At 23, Whitehall is still quite young, and the many stories of his youth are coloured by the presence of his mother and father in the audience, at what is effectively his hometown gig. As is the case with most comedians, his parents are highly caricatured – presented as the creators of the attention-seeking yet self-loathing performer we see before us. He tells of how his mother held up his stained underwear to demonstrate why Kate married William instead of him (not that that was ever a real possibility), and how his father confiscated his roller blades to prevent him from looking like “a sissy” at the ripe old age of 11 (before realising it was something of a lost cause). As hindsight begins to kick in though, he is fearful that they may have been right all along. That being said, the fact that he can mime trying to quietly hump a girl at his parents’ house while they watch from just a few rows away, gives as much credit to his relationship with them as it does to him as an entertainer.

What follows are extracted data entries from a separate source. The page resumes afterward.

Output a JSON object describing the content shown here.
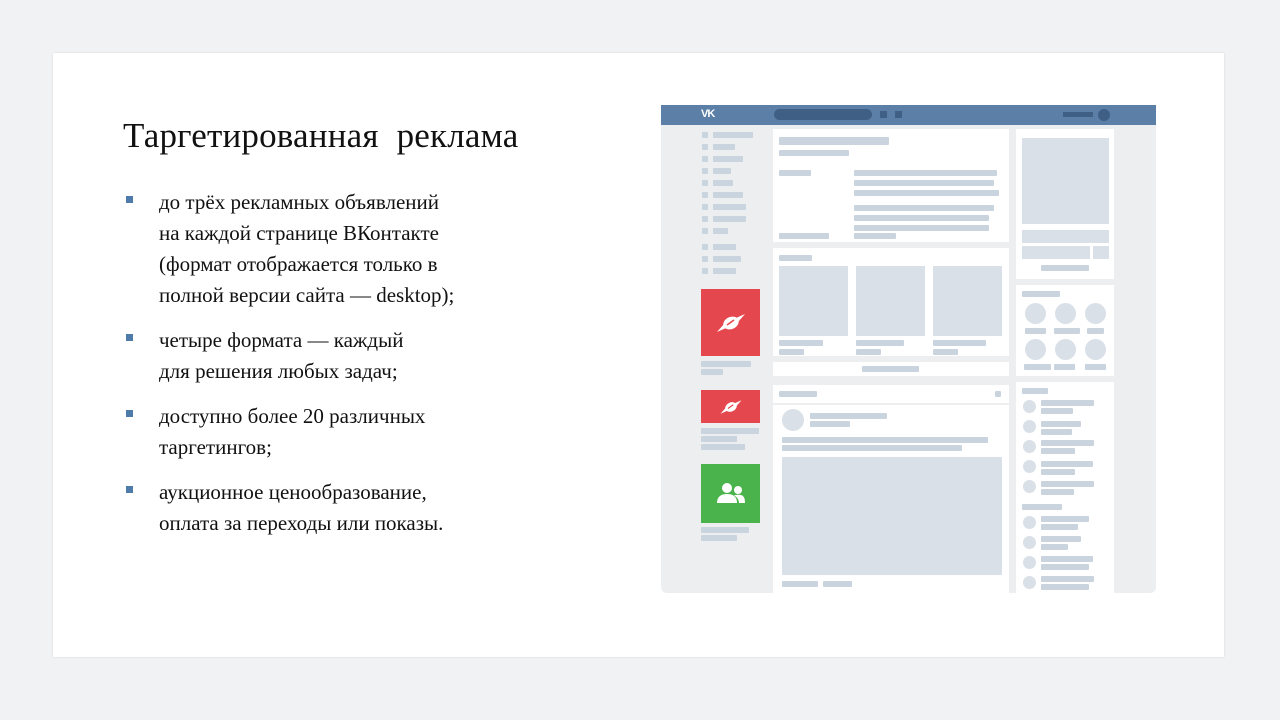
{
  "slide": {
    "title": "Таргетированная  реклама",
    "bullets": [
      {
        "lines": [
          "до трёх рекламных объявлений",
          "на каждой странице ВКонтакте",
          "(формат отображается только в",
          "полной версии сайта — desktop);"
        ]
      },
      {
        "lines": [
          "четыре формата — каждый",
          "для решения любых задач;"
        ]
      },
      {
        "lines": [
          "доступно более 20 различных",
          "таргетингов;"
        ]
      },
      {
        "lines": [
          "аукционное ценообразование,",
          "оплата за переходы или показы."
        ]
      }
    ]
  },
  "mockup": {
    "logo_text": "VK",
    "header_color": "#5b7fa6",
    "ads": [
      {
        "icon": "candy-icon",
        "color": "#e5474f"
      },
      {
        "icon": "candy-icon",
        "color": "#e5474f"
      },
      {
        "icon": "community-icon",
        "color": "#4bb34b"
      }
    ]
  }
}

The show twists and winds through tales of failed relationships with girls and successful relationships with chain restaurants; his love of retro mobile phones and his hatred of American customer service; and his imagined relationship with ‘old school pal’ Robert Pattinson. Finally, he appears dressed in the bright yellow chicken costume he was wearing as he drunkenly tried to prove his maturity to a disgruntled girlfriend. He is currently single.

Jack Whitehall’s ‘Let’s Not Speak Of This Again’ tour is sold out, but will have a DVD release on 26 November. Next year he will star in his own prime time Channel 4 show called ‘Hit The Road Jack’.